The Court of Appeal for the Second District of Florida ruled Friday that the arson and defrauding an insurer convictions for a Cape Coral man should be overturned. Jesus Perez was convicted in Lee County after a fire burned his house down. The case was circumstantial: while there was no doubt a fire occurred, there was no direct evidence that Perez started the fire. The Second District simply found that the evidence simply did not show that he started the fire, much less that he did so intentionally. While one of the samples taken by investigators showed the possibility of gasoline, the control sample also showed the same, which indicates that both were contaminated.
How did Mr. Perez end up being convicted, and sentenced to prison, on such thin evidence. The reality of the system is that while defendants are supposed to be innocent until proven guilty, the assumption often works against them. Perez had no way to prove how the fire started. Juries often want to give the state and its investigators the benefit of the doubt. As a society, we want to have faith in the those who are supposed to protect and serve. Unfortunately, that often means the presumption of innocence is more of a nice idea, than a reality. Fortunately for Mr. Perez, the appellate system granted relief in the end.

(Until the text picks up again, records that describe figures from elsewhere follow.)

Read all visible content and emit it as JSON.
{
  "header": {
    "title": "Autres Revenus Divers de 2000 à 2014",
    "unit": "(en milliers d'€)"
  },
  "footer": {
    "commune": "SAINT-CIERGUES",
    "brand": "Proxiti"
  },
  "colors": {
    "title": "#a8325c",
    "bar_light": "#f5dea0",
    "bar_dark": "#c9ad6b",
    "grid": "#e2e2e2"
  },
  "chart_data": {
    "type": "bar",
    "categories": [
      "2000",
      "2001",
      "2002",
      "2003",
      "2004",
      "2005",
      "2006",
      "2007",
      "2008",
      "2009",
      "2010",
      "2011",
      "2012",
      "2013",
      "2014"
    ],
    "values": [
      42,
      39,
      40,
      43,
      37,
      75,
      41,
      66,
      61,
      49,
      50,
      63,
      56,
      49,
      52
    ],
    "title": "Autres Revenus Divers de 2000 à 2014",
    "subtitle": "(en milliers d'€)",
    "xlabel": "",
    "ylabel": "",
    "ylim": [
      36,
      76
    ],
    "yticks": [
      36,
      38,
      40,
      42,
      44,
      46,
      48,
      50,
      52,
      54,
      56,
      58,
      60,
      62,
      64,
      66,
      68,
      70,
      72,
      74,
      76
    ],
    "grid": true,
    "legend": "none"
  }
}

The State can ask for a rehearing, or appeal the case to the Florida Supreme Court, but barring a major change, the conviction will be reversed. Mr. Perez has already served nearly two years in prison, but is will get him out earlier, and he will not have to serve the 10 years of probation that had been ordered to follow his incarceration. That’s a big win for my friends at Brown, Suarez & Rios, who handled the appeal.